In recent years in China, as in other countries, pollen-derived plants of maize have been obtained, from which inbred lines were also developed. After the development of the N6 medium (Chu et al., Sci. Sinica 18:659-668, 1975) for anther culture of rice, and the development of the Yu-pei medium (Ku et al., Proc. Symp. P.T.C., 35-42, 1978) for anther culture of maize, a limited amount of success was obtained for maize anther culture.
For our experiments, we used a medium constituted with the inorganic salts and organic components of Yu-pei medium, complemented with 500 mg casein hydrolysate/liter, 1 g activated charcoal/liter, 250 mg proline/liter, 120 g sucrose/liter, 8 g agar/liter, and 3 mg kinetin/liter. The pH was adjusted to 5.8 with NaOH 0.1 N before autoclaving. With the aim of obtaining embryoids without callus formation, we have not used 2,4-D in the medium.
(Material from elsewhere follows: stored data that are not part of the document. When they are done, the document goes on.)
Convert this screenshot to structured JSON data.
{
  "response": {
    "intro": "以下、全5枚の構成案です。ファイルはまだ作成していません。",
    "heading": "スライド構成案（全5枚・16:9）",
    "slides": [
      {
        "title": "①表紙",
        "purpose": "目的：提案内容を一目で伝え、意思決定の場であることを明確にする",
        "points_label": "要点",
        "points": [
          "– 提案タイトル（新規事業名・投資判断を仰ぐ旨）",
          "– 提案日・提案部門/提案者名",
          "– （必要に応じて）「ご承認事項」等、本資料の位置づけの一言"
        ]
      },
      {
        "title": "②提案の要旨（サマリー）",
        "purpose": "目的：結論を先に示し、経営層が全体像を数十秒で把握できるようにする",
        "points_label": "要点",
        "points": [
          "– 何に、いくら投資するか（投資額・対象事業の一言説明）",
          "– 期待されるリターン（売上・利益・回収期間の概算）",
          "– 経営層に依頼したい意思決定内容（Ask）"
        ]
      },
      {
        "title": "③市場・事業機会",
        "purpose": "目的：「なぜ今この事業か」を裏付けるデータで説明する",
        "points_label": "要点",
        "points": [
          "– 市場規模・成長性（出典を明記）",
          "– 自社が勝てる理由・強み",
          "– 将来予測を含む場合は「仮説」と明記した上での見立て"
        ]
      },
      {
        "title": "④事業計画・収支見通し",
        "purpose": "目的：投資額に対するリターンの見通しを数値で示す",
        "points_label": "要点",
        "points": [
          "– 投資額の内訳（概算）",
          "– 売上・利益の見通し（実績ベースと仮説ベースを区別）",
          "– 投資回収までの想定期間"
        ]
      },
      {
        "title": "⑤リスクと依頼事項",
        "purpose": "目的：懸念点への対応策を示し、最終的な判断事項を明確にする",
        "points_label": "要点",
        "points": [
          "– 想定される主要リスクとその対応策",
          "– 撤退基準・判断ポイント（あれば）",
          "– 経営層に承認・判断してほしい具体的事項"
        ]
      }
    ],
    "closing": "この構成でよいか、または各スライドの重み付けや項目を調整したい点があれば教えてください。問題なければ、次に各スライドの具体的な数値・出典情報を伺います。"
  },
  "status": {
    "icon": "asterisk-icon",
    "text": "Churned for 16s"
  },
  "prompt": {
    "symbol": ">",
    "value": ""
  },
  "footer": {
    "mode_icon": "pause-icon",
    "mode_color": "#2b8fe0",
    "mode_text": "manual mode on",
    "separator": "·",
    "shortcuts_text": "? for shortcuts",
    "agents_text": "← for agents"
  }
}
The detached tassel and surrounding leaves were wrapped in foil and incubated at 5 C for 7 days prior to plating of anthers. After the cold treatment, the anthers were taken from the lower flower of each spikelet located on the middle of the spike. The stage of microspore development was determined using Trypan blue. The anthers were plated at about the middle uninucleate stage on petri dishes and were incubated at 28 C in darkness.
We have examined a narrow range of genotypes for their response to anther culture (Table 1). We used two floury-a and two red flint genotypes, and also anthers derived from Zea diploperennis plants. An embryoid success rate of 3% and 5% were observed in the red flint genotypes.
Our production of embryoids was poor in comparison with the results of other authors. A possible explanation rests in the fact that the anthers used in our experiments were derived from greenhouse plants. Probably, by plating anthers derived from field-grown plants the results would be improved.